There are about 3,000 children in the foster care system in Clark County, ranging from infants, toddlers and teenagers to sibling groups and children with special needs.
The department receives a mix of applicants interested in becoming foster parents from younger single people to grandparents, she said.
The first step for any interested person is to attend a basic information session.
Orientation meetings are usually offered from 9 to 10:30 a.m. on the second and fourth Saturday of the month or 6 to 7:30 p.m. on the first and third Tuesday at the Department of Family Services, 701 N. Pecos Road.
“This just gives you the basics of the foster care system and gives you the minimum requirements,” she said.
People can choose to become a foster parent, foster to adopt or offer to be a respite care provider, in which they would be called upon if a foster parent goes out of town and needs to place a child for a short period of time.
Once applicants are interested, they go through a prescreening and background check followed by a 10-week course.
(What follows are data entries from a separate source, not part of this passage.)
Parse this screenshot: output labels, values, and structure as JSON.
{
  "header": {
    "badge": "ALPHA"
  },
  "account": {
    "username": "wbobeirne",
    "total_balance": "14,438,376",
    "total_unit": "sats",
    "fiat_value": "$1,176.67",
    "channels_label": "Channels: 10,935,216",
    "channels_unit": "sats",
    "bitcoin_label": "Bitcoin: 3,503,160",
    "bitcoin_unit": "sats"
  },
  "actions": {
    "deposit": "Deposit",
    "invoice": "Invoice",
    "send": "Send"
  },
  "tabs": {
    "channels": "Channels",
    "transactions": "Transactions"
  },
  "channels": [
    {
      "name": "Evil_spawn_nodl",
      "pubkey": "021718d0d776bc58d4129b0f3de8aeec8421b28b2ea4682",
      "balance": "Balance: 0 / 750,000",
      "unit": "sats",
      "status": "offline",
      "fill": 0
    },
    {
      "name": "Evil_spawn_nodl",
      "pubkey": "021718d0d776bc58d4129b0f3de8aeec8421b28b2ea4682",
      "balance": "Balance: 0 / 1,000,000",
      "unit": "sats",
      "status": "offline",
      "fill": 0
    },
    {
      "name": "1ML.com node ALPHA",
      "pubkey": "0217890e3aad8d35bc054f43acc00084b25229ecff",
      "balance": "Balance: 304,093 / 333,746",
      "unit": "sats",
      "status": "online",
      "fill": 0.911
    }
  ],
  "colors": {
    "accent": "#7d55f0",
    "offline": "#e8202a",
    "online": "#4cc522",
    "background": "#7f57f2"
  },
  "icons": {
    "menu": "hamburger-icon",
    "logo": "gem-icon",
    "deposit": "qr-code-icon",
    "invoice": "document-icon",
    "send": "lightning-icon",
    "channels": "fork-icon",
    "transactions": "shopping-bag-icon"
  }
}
During the three-hour weekly classes, participants are educated on a variety of topics such as how to deal with the loss and grieving foster children are going through or common issues they face.
Herbstman said there aren’t currently courses for children whose families are applying to be foster parents.
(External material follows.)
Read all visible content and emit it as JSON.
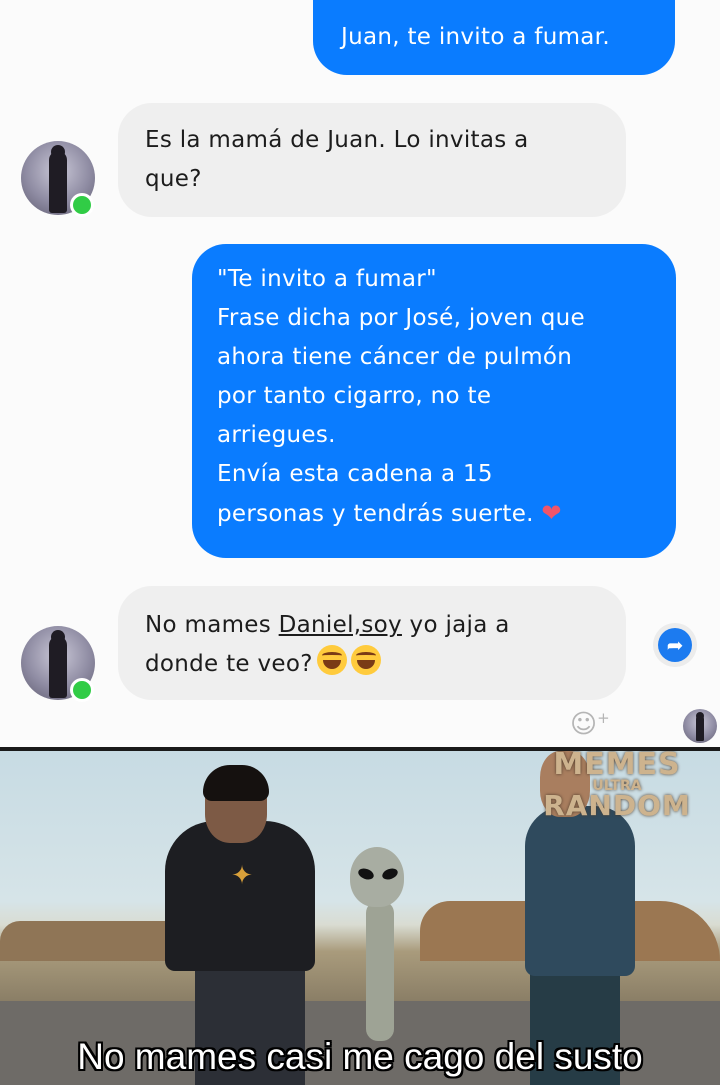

“There is curriculum for it,” she said. “We just don’t have the staffing available.”
Families are encouraged to talk to each member during the process to make sure everyone is up to the task.
Herbstman said that during the process, the department also does home visits to address safety issues such as does the home have a fire extinguisher or safety ladder available.
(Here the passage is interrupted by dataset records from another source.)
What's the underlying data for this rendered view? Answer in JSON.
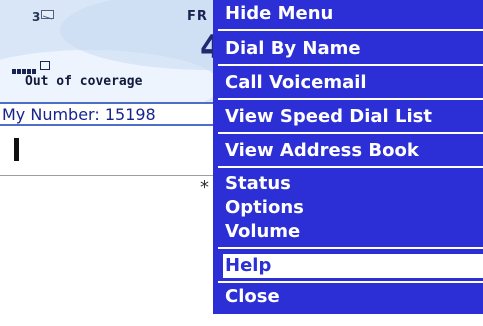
{
  "status": {
    "message_count": "3",
    "day": "FR",
    "time": "4",
    "coverage": "Out of coverage"
  },
  "phone": {
    "my_number": "My Number: 15198",
    "input_value": "",
    "truncated_text": "* N"
  },
  "menu": {
    "items": [
      {
        "label": "Hide Menu"
      },
      {
        "label": "Dial By Name"
      },
      {
        "label": "Call Voicemail"
      },
      {
        "label": "View Speed Dial List"
      },
      {
        "label": "View Address Book"
      },
      {
        "label": "Status"
      },
      {
        "label": "Options"
      },
      {
        "label": "Volume"
      },
      {
        "label": "Help"
      },
      {
        "label": "Close"
      }
    ],
    "selected_index": 8
  },
  "colors": {
    "menu_bg": "#2c2fd6",
    "menu_text": "#ffffff",
    "header_bg": "#d9e6f7",
    "accent": "#17248c"
  }
}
“We also make sure the environment is emotionally safe,” she said.
Other requirements include first aid training, obtaining at least five references, showing transportation reliability and looking into financial stability.
After the courses and inspections, prospective foster parents are approved or denied.
With the rewards of being a foster parent comes the potential for heartbreak.
“Reunification is the No. 1 goal of the agency, not adoption,” Herbstman said. “If the birth family isn’t the safest environment for the child, then we go to Plan B.”
However, if the birth family does prove it is capable, then the child and parents are reunited.
“It is the hardest thing to go through when someone comes into your home and you pour your love into them and love them like they are your own kids,” Herbstman said. “It can be heartbreaking to see them leave.”
She encourages families to try to establish relationships with birth parents while the child re-establishes connection. Despite hardships, Herbstman said it’s worth it, and people should consider it.
“We always need really good, qualified people who are doing it from the heart,” she said.